RFC: lock-free read-write locks

Ronald Landheer-Cieslak

unread,

Jul 27, 2004, 6:05:38 PM7/27/04

to

Hello all,

The following link contains an explanation and pseudo-code for lock-free
rw-locks. I'd be interested in comments on this (especially, if
possible, before I start implementing).

http://cvs.sourceforge.net/viewcvs.py/jail-ust/libthread/how_rw_locks_work.txt?view=markup

Basically, the proposed rw-locks consist of two queues and two lists:
the queues are a general waiters queue and a writers queue, the lists
are both readers lists. One of the lists contains waiting (& sleeping)
readers whereas the other contains working ones. The general idea is
that the lock can be passed by either one writer or any number of
readers, but a new reader won't be allowed to pass if there's a writer
waiting, thus avoiding to starve the writers.
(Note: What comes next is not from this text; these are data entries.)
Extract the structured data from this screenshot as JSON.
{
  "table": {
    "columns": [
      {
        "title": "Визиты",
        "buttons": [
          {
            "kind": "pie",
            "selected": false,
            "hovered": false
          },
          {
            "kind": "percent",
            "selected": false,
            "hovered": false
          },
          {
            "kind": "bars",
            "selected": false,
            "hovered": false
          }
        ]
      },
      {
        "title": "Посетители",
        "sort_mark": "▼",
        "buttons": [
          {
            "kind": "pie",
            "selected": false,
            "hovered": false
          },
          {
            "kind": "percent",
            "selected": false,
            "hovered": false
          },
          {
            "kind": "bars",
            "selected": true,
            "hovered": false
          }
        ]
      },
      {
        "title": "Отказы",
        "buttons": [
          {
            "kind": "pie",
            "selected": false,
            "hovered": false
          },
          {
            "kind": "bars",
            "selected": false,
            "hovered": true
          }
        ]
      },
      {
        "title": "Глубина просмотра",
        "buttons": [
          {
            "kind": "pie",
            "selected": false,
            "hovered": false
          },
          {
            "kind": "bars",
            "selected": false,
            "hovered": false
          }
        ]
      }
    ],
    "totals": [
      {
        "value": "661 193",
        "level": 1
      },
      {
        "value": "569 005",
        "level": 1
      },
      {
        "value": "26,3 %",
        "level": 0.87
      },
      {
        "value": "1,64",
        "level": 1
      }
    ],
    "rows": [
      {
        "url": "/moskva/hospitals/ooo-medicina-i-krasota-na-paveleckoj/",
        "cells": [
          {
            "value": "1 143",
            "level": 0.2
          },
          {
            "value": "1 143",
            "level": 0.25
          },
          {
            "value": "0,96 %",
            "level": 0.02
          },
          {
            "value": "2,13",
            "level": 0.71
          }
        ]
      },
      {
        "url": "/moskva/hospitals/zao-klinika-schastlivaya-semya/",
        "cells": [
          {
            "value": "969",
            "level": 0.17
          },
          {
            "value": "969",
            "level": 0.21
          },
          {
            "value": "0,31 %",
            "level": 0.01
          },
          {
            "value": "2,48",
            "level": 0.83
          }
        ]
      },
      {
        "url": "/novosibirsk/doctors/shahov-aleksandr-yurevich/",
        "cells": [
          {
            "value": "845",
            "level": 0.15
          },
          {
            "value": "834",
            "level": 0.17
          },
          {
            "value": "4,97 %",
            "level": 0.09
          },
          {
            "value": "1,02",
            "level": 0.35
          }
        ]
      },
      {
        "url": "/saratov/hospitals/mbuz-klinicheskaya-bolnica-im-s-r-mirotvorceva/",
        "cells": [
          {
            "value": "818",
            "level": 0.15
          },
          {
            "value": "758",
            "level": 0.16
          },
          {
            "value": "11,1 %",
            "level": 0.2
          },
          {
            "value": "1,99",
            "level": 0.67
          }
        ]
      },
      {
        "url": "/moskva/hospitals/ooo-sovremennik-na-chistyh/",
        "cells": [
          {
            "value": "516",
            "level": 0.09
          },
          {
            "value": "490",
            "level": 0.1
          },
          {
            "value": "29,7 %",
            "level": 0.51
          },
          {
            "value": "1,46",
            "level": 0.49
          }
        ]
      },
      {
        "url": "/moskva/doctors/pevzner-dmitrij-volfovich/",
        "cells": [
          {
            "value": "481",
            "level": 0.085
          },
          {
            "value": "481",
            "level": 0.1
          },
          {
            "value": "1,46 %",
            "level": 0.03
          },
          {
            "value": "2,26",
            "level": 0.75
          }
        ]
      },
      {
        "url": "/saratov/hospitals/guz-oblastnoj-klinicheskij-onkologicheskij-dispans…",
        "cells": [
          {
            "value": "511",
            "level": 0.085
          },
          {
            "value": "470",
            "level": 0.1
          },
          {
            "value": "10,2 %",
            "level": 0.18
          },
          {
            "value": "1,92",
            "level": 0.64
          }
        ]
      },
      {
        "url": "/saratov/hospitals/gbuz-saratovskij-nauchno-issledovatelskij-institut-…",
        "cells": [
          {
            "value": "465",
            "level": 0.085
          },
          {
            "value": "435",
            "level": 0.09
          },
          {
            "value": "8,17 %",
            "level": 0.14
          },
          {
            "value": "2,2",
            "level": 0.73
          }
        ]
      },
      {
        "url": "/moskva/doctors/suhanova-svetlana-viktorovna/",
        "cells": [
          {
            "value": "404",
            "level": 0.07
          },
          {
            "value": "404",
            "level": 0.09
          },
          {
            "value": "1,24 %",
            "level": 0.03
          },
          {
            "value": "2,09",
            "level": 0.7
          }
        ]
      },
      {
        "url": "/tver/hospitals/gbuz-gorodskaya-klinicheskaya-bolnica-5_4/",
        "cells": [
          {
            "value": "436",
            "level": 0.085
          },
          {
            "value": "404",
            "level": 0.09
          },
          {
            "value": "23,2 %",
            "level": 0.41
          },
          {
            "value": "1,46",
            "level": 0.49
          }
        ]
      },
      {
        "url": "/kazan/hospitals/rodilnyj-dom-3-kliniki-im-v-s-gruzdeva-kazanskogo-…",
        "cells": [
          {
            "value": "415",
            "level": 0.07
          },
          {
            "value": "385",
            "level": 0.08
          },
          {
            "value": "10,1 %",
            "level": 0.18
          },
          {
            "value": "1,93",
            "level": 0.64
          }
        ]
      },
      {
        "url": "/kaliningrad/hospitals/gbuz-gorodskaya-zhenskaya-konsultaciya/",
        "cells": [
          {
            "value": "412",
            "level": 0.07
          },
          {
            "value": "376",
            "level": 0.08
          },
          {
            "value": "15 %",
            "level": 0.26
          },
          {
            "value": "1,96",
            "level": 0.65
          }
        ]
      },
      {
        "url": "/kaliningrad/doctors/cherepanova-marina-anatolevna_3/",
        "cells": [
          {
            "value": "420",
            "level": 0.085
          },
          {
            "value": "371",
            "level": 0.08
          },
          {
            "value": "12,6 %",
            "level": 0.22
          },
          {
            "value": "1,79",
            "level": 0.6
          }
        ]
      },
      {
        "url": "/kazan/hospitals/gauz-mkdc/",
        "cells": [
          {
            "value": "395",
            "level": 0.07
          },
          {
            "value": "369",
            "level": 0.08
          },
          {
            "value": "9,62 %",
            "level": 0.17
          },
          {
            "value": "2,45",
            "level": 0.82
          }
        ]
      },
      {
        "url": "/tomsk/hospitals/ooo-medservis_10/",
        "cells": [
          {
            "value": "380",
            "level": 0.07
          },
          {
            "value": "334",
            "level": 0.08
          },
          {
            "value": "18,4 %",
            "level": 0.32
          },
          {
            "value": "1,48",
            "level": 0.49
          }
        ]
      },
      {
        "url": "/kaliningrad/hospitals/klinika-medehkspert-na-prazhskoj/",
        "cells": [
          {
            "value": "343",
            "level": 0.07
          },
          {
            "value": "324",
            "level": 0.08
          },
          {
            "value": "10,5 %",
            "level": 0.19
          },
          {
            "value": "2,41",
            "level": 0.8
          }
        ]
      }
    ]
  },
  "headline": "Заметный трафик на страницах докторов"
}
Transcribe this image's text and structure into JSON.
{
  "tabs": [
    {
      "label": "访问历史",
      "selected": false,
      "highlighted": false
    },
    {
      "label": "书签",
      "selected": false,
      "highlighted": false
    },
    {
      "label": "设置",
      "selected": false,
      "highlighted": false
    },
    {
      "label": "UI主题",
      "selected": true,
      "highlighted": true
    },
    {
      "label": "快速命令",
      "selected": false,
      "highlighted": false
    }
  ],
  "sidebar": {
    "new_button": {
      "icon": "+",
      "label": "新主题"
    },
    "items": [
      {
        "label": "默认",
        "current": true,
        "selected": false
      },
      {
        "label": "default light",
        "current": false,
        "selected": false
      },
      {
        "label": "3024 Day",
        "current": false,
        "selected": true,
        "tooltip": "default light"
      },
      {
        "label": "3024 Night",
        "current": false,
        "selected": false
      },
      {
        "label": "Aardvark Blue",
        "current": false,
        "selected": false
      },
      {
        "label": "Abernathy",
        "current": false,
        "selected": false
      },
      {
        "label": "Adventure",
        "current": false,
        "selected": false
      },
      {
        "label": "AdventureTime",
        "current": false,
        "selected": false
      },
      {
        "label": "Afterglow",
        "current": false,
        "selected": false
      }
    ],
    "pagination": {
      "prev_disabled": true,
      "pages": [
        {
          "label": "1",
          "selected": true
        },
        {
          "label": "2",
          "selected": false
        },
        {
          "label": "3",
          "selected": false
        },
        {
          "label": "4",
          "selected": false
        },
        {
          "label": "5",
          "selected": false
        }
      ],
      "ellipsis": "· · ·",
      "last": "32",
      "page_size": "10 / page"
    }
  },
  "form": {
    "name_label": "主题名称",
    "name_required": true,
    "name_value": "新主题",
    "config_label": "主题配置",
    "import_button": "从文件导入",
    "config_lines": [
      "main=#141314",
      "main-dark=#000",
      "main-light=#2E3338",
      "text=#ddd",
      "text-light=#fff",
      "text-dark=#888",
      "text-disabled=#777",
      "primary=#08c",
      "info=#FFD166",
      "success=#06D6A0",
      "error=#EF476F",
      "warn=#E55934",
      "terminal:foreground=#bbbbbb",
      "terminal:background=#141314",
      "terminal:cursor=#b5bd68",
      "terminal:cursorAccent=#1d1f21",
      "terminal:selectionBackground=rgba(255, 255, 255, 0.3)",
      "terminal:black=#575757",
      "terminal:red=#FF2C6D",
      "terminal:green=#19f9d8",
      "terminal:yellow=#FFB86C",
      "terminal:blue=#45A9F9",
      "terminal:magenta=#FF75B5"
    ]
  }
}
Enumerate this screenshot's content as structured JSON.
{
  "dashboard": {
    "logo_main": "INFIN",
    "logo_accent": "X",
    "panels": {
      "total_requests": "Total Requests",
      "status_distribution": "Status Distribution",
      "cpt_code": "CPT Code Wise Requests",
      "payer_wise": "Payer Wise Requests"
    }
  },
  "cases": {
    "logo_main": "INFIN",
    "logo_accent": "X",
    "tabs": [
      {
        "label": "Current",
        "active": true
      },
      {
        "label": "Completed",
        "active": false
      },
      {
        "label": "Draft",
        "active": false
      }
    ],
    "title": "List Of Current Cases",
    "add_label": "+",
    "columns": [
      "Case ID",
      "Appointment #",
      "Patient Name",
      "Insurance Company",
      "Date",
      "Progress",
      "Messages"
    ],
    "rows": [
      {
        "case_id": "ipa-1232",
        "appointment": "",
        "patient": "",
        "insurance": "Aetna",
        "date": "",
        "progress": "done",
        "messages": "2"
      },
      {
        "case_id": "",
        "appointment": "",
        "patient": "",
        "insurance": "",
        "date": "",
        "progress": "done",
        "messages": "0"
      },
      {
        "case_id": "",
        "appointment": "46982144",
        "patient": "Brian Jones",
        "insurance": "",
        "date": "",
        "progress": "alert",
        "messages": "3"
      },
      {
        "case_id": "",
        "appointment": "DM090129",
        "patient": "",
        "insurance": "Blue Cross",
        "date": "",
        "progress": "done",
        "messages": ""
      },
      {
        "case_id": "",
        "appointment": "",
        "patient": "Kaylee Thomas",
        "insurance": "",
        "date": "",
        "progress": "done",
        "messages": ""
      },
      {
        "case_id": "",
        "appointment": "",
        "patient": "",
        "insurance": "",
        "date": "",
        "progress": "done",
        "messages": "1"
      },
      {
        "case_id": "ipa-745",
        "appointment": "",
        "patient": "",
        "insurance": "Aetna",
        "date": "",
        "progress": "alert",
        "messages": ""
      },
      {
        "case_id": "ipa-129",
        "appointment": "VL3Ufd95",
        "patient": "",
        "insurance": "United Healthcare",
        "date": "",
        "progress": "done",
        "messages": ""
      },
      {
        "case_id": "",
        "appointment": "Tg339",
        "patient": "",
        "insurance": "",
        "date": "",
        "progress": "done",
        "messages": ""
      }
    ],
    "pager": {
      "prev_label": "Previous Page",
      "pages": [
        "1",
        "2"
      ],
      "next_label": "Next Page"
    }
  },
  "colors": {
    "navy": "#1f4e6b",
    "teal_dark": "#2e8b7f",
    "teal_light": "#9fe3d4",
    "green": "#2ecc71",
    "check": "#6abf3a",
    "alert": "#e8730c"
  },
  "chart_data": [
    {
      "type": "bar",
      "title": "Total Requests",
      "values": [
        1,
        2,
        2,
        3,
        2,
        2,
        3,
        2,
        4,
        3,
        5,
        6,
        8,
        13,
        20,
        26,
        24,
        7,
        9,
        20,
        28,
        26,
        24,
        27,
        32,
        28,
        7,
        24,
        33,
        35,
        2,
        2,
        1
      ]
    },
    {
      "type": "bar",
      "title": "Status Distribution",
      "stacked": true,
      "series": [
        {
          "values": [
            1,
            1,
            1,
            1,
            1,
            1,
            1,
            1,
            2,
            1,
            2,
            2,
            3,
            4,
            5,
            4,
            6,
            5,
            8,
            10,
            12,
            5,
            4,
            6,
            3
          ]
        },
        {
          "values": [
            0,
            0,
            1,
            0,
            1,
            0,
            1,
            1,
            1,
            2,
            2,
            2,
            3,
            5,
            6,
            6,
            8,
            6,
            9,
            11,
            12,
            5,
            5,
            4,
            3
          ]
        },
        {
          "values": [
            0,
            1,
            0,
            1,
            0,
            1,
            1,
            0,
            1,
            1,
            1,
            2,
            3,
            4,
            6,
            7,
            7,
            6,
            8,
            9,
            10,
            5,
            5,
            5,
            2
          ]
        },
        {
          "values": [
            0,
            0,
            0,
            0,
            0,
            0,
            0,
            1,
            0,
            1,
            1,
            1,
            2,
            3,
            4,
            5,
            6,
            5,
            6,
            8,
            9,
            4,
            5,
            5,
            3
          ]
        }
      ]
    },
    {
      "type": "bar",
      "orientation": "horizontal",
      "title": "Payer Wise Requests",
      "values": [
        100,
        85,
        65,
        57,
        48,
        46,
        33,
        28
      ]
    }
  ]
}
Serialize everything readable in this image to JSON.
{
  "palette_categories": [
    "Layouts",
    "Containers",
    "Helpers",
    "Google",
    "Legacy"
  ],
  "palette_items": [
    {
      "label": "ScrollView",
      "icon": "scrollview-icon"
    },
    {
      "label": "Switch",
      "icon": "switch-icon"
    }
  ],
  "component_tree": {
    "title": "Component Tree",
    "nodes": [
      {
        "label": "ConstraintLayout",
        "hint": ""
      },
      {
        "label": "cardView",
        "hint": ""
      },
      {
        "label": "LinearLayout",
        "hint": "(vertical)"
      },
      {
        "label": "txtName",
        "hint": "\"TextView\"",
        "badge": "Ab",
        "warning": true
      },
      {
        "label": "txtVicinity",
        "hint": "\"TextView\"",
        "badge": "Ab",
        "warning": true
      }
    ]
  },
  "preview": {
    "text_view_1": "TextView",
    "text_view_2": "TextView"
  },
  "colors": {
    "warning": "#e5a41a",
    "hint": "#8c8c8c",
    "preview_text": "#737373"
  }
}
When a writer is done, all
waiting readers are allowed to continue, thus also avoiding to starve
readers.

One design choice that may be important is that arriving threads may get
the job of scheduling other threads: i.e. the first thread to arrive
schedules itself and any thread that arrives in the general waiting
queue while it schedules (i.e. between the times it look whether the
queue is empty). The intent is to avoid context switches, but it is
possible that the thread that winds up scheduling everybody starves
itself (though I think that is extremely unlikely). It would be rather
trivial to adapt the algorithm to impose a maximum of other threads to
schedule to prevent this type of starvation, though.. It would be
slightly less trivial to have every thread schedule itself, which would
mean more context switches but less chance of starvation..

Comments?

rlc

SenderX

unread,

Aug 1, 2004, 6:41:41 PM8/1/04

to

> The following link contains an explanation and pseudo-code for lock-free
> rw-locks. I'd be interested in comments on this (especially, if
> possible, before I start implementing).
>
>
http://cvs.sourceforge.net/viewcvs.py/jail-ust/libthread/how_rw_locks_work.txt?view=markup

I will study this one. The only thing I can think of right now is that you
seem to be constructing you own waitsets. Should a waitset be a single
kernel object? SCHED_OTHER...

I know for a fact that you can do lock-free rw-mutex with 2 kernel objects
and double wide cas on 32-bit cpu, or normal cas on a 64-bit cpu.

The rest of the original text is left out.